"Here's something!" and Worth drew a basket out from beneath a blanket. "Guess we'll all feel better for a bite of breakfast," he added.
Crackers, cheese, bread and butter and bananas were in the "ship's stores," as Billy expressed it, and there was enough for all.
The simple matter of eating served not only to relieve hunger but gave all present a sense of better acquaintance and far greater freedom in talking with one another.
"'Tis an awful waste of wood, sure!" said Mr. O'Lear.

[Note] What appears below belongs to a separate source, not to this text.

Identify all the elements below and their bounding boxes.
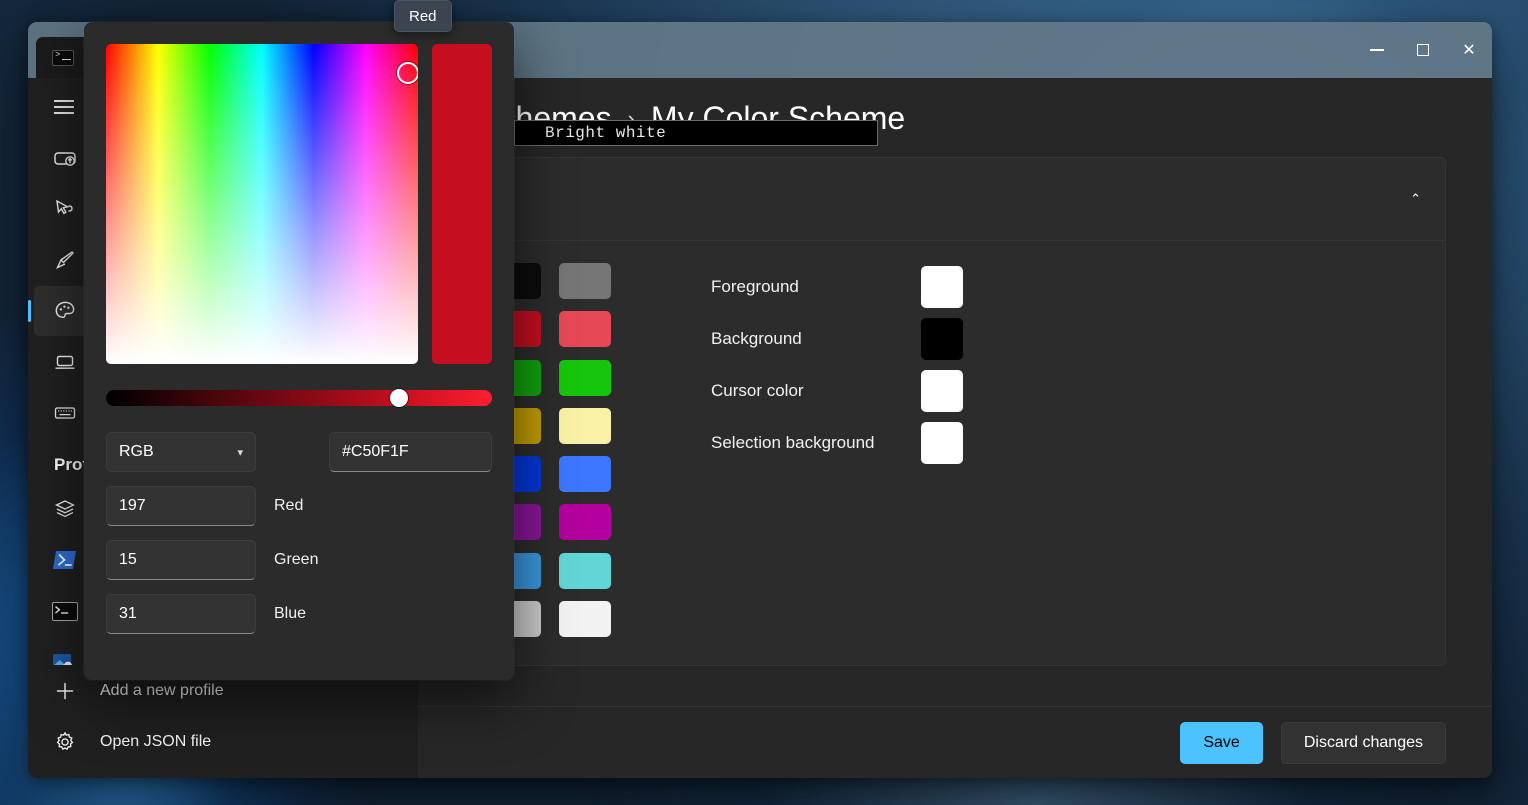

Obviously he referred to the fire. The flames now swept the shore line from the Point to the lake's eastern boundary. For miles upon miles the forest was a whirlwind of furiously roaring flames, or a desolate waste of blazing wreckage, smoldering stumps and blackened, leafless tree trunks.
"The clubhouse! The roof has caught!" cried Billy Worth suddenly. "And look! It's a man!–two men, on the porch roof!" he yelled.
"Great heavens! it's Lew Grandall!" cried the stranger on the raft. "And the other man! They're fighting!"
"It's Murky! The other one is Murky!" Paul's sharp voice fairly shrieked. "It's the suit-case! They have the suit-case! Murky's trying to get it away from him!"
"Oo–ho there!" shouted the golfing man with all his force. "Get to the ground! The fire's all around you! Get into the lake quick or you're dead men!"
For an instant the two who fiercely struggled on the small balcony seemed to answer to the voice. Grandall would have leaped, it was apparent, but the other seized him furiously, and drew him forcibly back. Then a thick burst of smoke concealed them both.